Not His Type

By: Shanna Hatfield


“There’s one for you, Jake ol’ boy,” his coworker Dave Roberts commented, looking out the window of their office into the beautiful early spring afternoon.

“One what Davey?” Jake Chandler asked, not bothering to look up from his computer, where he sat studying an irrigation map.

“What do you think, you knucklehead?” Dave asked, tipping his head toward the window. “A girl, of course.”

Jake glanced up from his work and looked out the window to see a tall girl leaning against the cool brick of the county library building across the street. She stood in the shadows, drawn in on herself, wearing outdated glasses, a baggy beige sweater and long skirt, with her hair pulled into a severe bun at the back of her head. She looked exactly like a stereotypical librarian and appeared to be immersed in reading a book, unaware she was the object of speculation from the county extension office’s soil and water department across the street.

“She looks just like your type,” Dave said with a smirk, leaning back in his desk chair with his fingers laced behind his red head.

“Right,” Jake said, thinking of the date he’d soon be meeting – a beautiful, vivacious blond who oozed confidence, along with a few other things. She was definitely his type. Too bad he couldn’t remember her name right at the moment. Vicki, Micki, Ricki. It would come to him before he picked her up.

Jake knew the girls he dated were shallow, often fickle and not necessarily the type someone would take home to meet their mother – especially his mother. As long as the girls were attractive, fun and unattached, Jake didn’t require much else.

Making it clear up front that his sole interest was in having a good time, Jake felt it was only fair for the girls to know he planned to stay free and unfettered. No serious relationships. No commitments. None of those unnecessary things that sucked the excitement right out of life. Except for a few girls who thought they could change his mind and failed, his dating game plan worked out well. He enjoyed himself, the girls had a good time and no one had any hurt feelings or failed expectations.

Jake thought of his cousin Clay, eighteen years his senior. With no siblings, Jake often looked to Clay as a role model, mentor and older brother. When Jake was just a little guy, Clay married the most beautiful, wonderful, perfect girl in the world, at least in Jake’s opinion.

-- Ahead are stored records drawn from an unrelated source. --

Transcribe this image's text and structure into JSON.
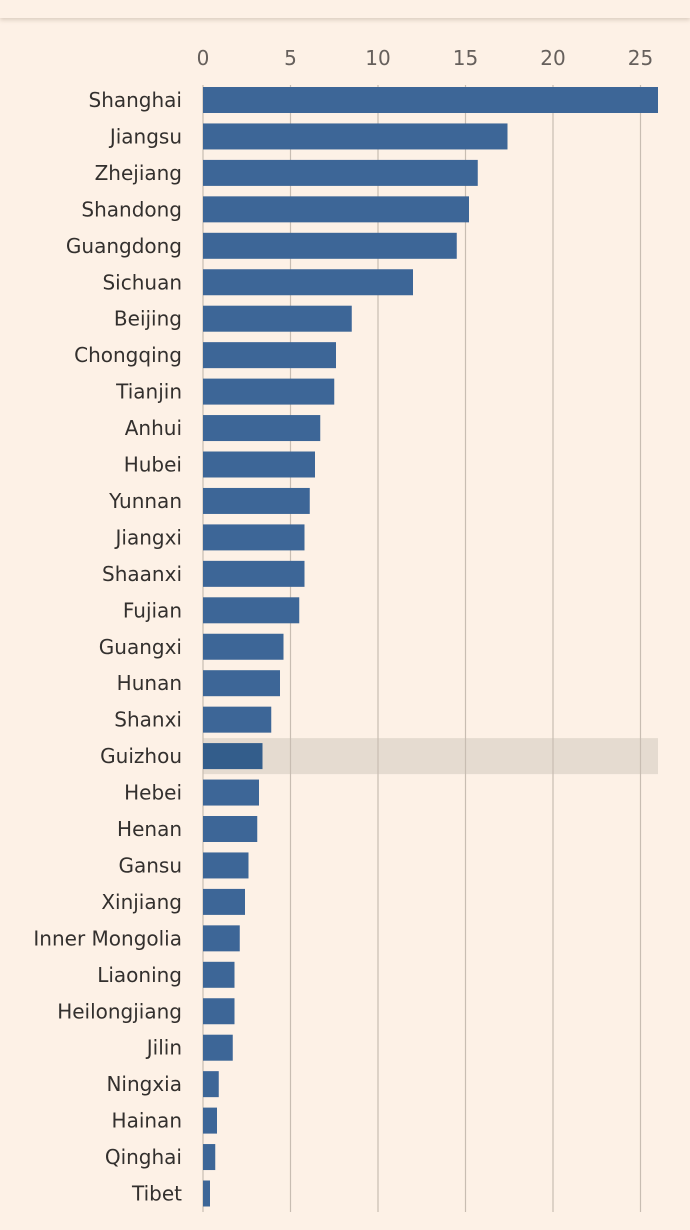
{
  "chart_data": {
    "type": "bar",
    "orientation": "horizontal",
    "title": "",
    "xlabel": "",
    "ylabel": "",
    "xlim": [
      0,
      26
    ],
    "x_ticks": [
      0,
      5,
      10,
      15,
      20,
      25
    ],
    "grid": true,
    "highlight": "Guizhou",
    "categories": [
      "Shanghai",
      "Jiangsu",
      "Zhejiang",
      "Shandong",
      "Guangdong",
      "Sichuan",
      "Beijing",
      "Chongqing",
      "Tianjin",
      "Anhui",
      "Hubei",
      "Yunnan",
      "Jiangxi",
      "Shaanxi",
      "Fujian",
      "Guangxi",
      "Hunan",
      "Shanxi",
      "Guizhou",
      "Hebei",
      "Henan",
      "Gansu",
      "Xinjiang",
      "Inner Mongolia",
      "Liaoning",
      "Heilongjiang",
      "Jilin",
      "Ningxia",
      "Hainan",
      "Qinghai",
      "Tibet"
    ],
    "values": [
      26.0,
      17.4,
      15.7,
      15.2,
      14.5,
      12.0,
      8.5,
      7.6,
      7.5,
      6.7,
      6.4,
      6.1,
      5.8,
      5.8,
      5.5,
      4.6,
      4.4,
      3.9,
      3.4,
      3.2,
      3.1,
      2.6,
      2.4,
      2.1,
      1.8,
      1.8,
      1.7,
      0.9,
      0.8,
      0.7,
      0.4
    ]
  },
  "colors": {
    "background": "#fdf1e6",
    "bar": "#3d6697",
    "bar_highlight": "#335d8b",
    "highlight_band": "#e5dbd0",
    "gridline": "#c8bdb2",
    "tick_text": "#66605c",
    "label_text": "#33302e"
  }
}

He had loved Callan immediately and she treated him as she might have a little brother or son.

When Jake finally fell for a girl, he knew he wouldn’t settle for a love any less passionate, with any less depth or devotion than what was shared between Clay and Callan. Even after all these years, it was blatantly obvious that they were more in love with each other than ever. Jake was smart enough to realize a love like that doesn’t come along every day. Until he found someone who completely captivated his heart, mind, body and soul he planned to just keep right on having fun.

And fun was not to be found in timid librarians afraid of their own shadow.

Jake looked out the window again, running a hand through his thick sable hair. Mousy. Timid and mousy were the words he’d use to describe the girl at the library. Her ugly, baggy clothing could be hiding some grotesque deformity. It was hard to tell from across the street, not that he really cared. There was no way in this world she would ever be his type. Turning to his coworker and friend, he flashed a white-toothed grin.

“You better run over there, Davey, and ask her out. She seems much more like your type than mine,” Jake said as he turned off his computer, stuffed papers in his briefcase and put on his black Stetson.

Dave gave a hearty laugh as he gathered up his own paper work and prepared to leave for the day. “Nah, man, she’s all yours.”

Jake strolled out of the office and paused briefly before walking across the street. The county library, extension office and education service district office all shared an employee parking lot located behind the library. Jake enjoyed his work as a county soil and water specialist, a job he held for the past four years.

After graduating from college, he did an internship at a biology lab in Portland, thinking he’d never move back to the small town where he grew up. Six months later, he’d had enough of the bright lights and big city to last him a lifetime and decided even if you took the boy off the farm, you couldn’t ever completely take the farm out of the boy.

His dad heard the county extension office was hiring and Jake immediately applied. So at 25, he and his friend Dave were the two youngest employees at the office. They learned something new every day, but still managed to enjoy themselves more than they probably should. And the receptionist Millie, who had been there for 40 years, kept them all in line.

Walking briskly down the sidewalk, whistling a tune and watching the traffic go by, Jake completely forgot about the girl at the library until he bumped into her and nearly knocked her off her feet.

“I’m so sorry, miss,” he said, grabbing her elbow to keep her from falling. “I didn’t see you there.”

“Oh,” she gasped, pushing her glasses back up her nose. A very cute freckled nose, Jake noticed, standing this close to her. He looked into her eyes and nearly lost himself in their violet depths. He’d never seen eyes that color before. Or that seemed to look beyond the surface right into his very heart.